CONFIDENTIAL – Money Laundering Banks Fuel Mexican Drug Cartels

Bank notes part of a seizure of more than 15 million US dolars during a presentation to the press on November 22, 2011 in Mexico City. The money was sized to alleged members of the Guzman Loera drug cartel, led byf Joaquin “El Chapo Guzman”, during the regional “Operation Fox” in Tijuana last November 18. AFP PHOTO/ Yuri CORTEZ

International banks have aided Mexican drug gangs (Los Angeles Times):

Money launderers for ruthless Mexican drug gangs have long had a formidable ally: international banks.

Despite strict rules set by international regulatory bodies that require banks to “know their customer,” make inquiries about the source of large deposits of cash and report suspicious activity, they have failed to do so in a number of high-profile cases and instead have allowed billions in dirty money to be laundered.

And those who want to stop cartels from easily moving their money express concern that banks that are caught get off with a slap on the wrist.

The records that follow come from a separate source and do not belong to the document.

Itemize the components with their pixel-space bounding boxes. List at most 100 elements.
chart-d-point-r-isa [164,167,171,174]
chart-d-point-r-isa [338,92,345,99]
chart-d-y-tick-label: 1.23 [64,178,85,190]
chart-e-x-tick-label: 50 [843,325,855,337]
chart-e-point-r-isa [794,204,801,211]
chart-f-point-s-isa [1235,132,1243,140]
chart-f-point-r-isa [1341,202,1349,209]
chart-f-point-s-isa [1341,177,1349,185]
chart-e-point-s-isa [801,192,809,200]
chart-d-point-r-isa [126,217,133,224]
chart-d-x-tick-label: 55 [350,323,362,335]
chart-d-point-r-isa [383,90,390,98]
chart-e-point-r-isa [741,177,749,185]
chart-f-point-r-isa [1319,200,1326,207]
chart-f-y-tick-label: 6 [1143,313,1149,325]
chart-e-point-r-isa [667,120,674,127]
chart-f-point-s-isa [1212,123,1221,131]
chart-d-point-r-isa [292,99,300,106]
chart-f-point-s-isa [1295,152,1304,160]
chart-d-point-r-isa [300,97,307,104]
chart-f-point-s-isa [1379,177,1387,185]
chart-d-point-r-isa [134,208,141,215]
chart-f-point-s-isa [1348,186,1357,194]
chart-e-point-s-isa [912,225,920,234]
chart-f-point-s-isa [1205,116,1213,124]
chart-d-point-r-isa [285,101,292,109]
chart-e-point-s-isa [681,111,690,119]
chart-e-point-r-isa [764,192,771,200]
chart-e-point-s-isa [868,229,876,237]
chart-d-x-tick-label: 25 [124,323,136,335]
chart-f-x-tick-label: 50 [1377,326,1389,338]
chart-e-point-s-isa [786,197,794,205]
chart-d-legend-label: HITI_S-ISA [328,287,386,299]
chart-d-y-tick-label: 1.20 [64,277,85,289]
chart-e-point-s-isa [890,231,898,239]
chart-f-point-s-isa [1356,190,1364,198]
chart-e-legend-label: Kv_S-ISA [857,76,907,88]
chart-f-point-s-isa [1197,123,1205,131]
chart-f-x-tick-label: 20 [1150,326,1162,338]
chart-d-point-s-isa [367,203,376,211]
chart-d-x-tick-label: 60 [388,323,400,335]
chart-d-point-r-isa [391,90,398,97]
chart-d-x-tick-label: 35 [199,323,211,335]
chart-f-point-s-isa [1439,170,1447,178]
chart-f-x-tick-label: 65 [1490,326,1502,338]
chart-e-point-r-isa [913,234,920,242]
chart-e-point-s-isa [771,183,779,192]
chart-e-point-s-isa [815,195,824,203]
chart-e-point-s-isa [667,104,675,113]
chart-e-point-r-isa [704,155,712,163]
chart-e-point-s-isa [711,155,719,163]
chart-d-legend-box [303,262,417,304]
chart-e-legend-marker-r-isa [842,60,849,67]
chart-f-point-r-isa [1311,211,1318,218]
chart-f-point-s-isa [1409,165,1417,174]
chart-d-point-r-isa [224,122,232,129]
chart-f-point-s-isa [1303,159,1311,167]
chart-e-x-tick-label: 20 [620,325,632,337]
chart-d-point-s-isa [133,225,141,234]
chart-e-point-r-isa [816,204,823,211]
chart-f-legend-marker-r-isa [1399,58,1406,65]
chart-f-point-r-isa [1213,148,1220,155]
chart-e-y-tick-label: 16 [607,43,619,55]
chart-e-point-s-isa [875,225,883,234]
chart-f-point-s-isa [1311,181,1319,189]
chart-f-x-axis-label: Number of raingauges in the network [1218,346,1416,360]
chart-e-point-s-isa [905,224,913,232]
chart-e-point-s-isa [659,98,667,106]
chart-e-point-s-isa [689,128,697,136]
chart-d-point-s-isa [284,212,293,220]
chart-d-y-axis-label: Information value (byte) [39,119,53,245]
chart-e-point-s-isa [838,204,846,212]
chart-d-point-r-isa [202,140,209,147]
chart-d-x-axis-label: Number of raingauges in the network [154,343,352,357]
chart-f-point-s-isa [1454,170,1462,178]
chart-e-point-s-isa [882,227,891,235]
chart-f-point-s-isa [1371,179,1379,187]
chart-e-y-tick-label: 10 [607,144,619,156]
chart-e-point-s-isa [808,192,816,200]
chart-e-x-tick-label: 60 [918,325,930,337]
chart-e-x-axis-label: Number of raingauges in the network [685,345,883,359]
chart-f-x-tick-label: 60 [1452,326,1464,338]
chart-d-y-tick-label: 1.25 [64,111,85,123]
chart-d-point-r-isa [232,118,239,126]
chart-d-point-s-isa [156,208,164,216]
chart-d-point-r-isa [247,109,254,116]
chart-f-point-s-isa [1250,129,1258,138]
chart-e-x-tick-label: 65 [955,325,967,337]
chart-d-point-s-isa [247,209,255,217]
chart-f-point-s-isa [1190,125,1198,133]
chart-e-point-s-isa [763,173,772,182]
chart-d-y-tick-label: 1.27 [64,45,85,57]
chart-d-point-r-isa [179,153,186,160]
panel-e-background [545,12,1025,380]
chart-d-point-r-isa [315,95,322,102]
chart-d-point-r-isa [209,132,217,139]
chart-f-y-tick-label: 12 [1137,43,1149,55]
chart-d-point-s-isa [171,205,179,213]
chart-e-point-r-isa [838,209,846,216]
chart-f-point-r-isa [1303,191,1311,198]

Banking powerhouse Wachovia Corp. last year agreed to pay $160 million in forfeitures and fines after U.S. federal prosecutors accused it of “willfully” overlooking the suspicious character of more than $420 billion in transactions between the bank and Mexican currency-exchange houses — much of it probably drug money, investigators say.

Federal prosecutors said Wachovia failed to detect and report numerous operations that should have raised red flags, and continued to work with the exchange houses long after other banks stopped doing so because of the “high risk” that it was a money-laundering operation.

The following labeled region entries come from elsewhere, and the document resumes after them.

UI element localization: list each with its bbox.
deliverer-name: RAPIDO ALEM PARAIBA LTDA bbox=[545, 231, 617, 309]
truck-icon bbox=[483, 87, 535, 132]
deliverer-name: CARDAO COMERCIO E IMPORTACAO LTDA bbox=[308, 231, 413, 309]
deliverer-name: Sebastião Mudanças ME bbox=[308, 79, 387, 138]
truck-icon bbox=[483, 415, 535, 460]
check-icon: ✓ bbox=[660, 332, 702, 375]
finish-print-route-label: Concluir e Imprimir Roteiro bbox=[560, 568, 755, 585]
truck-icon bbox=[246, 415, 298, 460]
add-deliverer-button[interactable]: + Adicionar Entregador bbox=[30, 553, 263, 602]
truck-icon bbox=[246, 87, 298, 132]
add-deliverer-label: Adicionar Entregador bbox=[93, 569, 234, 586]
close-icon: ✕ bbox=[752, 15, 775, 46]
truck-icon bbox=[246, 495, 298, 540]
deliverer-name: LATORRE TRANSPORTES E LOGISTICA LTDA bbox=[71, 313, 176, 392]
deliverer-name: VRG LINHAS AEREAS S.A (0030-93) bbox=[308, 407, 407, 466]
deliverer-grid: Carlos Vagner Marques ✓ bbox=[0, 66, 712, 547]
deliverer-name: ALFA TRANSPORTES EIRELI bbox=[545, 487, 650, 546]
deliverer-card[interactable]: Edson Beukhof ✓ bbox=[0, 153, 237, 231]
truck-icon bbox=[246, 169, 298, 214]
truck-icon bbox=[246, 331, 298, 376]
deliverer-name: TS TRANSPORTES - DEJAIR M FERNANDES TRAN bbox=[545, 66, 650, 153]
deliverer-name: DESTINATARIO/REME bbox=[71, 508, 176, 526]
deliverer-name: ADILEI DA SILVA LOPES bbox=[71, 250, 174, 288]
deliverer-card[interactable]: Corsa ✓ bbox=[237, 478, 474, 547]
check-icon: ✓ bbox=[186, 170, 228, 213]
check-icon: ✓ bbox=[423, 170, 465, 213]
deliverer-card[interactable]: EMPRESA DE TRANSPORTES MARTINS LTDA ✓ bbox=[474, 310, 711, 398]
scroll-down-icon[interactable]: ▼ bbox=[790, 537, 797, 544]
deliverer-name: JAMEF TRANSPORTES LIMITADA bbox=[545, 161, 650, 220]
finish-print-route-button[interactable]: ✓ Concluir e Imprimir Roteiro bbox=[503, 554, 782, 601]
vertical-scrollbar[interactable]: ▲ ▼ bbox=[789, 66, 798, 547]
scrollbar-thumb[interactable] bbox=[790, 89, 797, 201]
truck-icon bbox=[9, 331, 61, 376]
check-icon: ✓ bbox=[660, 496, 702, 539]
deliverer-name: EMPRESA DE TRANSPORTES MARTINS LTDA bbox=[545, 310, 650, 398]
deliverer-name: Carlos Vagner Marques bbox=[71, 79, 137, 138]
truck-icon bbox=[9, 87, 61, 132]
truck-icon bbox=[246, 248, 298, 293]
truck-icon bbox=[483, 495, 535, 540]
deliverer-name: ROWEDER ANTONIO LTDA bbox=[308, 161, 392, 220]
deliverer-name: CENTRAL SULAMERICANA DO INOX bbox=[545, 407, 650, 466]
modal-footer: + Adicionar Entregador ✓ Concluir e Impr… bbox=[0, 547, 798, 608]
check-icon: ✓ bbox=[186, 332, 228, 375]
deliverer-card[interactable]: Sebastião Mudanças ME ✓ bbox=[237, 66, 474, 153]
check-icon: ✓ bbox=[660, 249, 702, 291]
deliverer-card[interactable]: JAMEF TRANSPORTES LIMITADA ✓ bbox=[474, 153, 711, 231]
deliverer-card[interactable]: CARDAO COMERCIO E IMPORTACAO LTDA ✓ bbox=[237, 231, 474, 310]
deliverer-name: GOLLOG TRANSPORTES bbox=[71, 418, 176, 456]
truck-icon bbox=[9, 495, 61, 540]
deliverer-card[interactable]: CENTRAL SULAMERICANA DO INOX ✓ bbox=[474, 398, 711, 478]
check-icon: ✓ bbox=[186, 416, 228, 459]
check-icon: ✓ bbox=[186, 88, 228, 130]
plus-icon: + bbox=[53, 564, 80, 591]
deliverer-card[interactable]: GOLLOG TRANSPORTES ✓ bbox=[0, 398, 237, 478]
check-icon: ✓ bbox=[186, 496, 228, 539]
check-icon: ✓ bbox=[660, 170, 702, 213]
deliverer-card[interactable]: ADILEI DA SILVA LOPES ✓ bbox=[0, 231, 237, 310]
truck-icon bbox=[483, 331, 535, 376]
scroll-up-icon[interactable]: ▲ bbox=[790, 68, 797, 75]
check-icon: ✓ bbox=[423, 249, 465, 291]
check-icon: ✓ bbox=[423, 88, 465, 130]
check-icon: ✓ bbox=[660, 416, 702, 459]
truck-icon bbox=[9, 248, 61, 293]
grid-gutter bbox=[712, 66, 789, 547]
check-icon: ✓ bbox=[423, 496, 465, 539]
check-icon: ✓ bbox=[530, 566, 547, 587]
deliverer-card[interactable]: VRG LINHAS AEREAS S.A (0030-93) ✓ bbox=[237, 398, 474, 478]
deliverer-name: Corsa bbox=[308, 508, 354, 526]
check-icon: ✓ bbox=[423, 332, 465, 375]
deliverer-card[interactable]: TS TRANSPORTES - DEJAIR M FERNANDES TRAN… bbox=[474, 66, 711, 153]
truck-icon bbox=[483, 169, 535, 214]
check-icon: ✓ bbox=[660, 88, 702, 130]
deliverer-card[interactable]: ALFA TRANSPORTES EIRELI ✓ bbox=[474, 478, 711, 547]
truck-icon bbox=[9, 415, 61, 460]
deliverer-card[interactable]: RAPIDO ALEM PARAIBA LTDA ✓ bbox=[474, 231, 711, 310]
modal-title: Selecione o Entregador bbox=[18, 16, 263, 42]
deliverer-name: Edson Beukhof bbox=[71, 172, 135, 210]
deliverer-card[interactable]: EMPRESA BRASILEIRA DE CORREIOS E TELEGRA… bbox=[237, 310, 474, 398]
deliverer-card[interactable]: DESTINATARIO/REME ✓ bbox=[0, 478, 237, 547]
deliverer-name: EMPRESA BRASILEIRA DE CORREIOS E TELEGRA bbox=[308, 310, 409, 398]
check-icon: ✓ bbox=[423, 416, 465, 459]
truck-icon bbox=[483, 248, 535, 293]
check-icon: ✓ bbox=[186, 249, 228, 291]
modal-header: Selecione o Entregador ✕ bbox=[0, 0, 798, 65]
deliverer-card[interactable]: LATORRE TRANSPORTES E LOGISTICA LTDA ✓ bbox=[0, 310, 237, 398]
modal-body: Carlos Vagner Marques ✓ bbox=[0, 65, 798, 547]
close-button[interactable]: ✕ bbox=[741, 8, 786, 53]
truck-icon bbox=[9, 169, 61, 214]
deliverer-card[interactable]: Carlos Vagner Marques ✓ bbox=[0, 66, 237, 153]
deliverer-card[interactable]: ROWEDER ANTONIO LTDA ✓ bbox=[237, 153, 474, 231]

Wachovia was moving money on behalf of the exchange houses through wire transfers, traveler’s checks, even large hauls of bulk cash, investigators said. Some of the money was eventually traced to the purchase of small airplanes used to smuggle cocaine from South America to Mexico, they said.

“Wachovia’s blatant disregard for our banking laws gave international cocaine cartels a virtual carte blanche to finance their operations,” U.S. Atty. Jeffrey H. Sloman said in announcing the case last year, hailed at the time by authorities as one of the most significant in stopping dirty money from contaminating the U.S. financial system.

Mexico seeks to fill drug war gap with focus on dirty money

Tainted drug money runs like whispered rumors all over Mexico’s economy — in gleaming high-rises in beach resorts such as Cancun, in bustling casinos in Monterrey, in skyscrapers and restaurants in Mexico City that sit empty for months. It seeps into the construction sector, the night-life industry, even political campaigns.Piles of greenbacks, enough to fill dump trucks, are transformed into gold watches, showrooms full of Hummers, aviation schools, yachts, thoroughbred horses and warehouses full of imported fabric.

Officials here say the tide of laundered money could reach as high as $50 billion, a staggering sum equal to about 3% of Mexico’s legitimate economy, or more than all its oil exports or spending on prime social programs.

Mexican leaders often trumpet their deadly crackdown against drug traffickers as an all-out battle involving tens of thousands of troops and police, high-profile arrests and record-setting narcotics seizures. The 5-year-old offensive, however, has done little to attack a chief source of the cartels’ might: their money.

Even President Felipe Calderon, who sent the army into the streets to chase traffickers after taking office in 2006, an offensive that has seen 43,000 people die since, concedes that Mexico has fallen short in attacking the financial strength of organized crime.

“Without question, we have been at fault,” Calderon said during a meeting last month with drug-war victims. “The truth is that the existing structures for detecting money-laundering were simply overwhelmed by reality.”

Experts say the unchecked flow of dirty money feeds a widening range of criminal activity as cartels branch into other enterprises, such as producing and trading in pirated merchandise.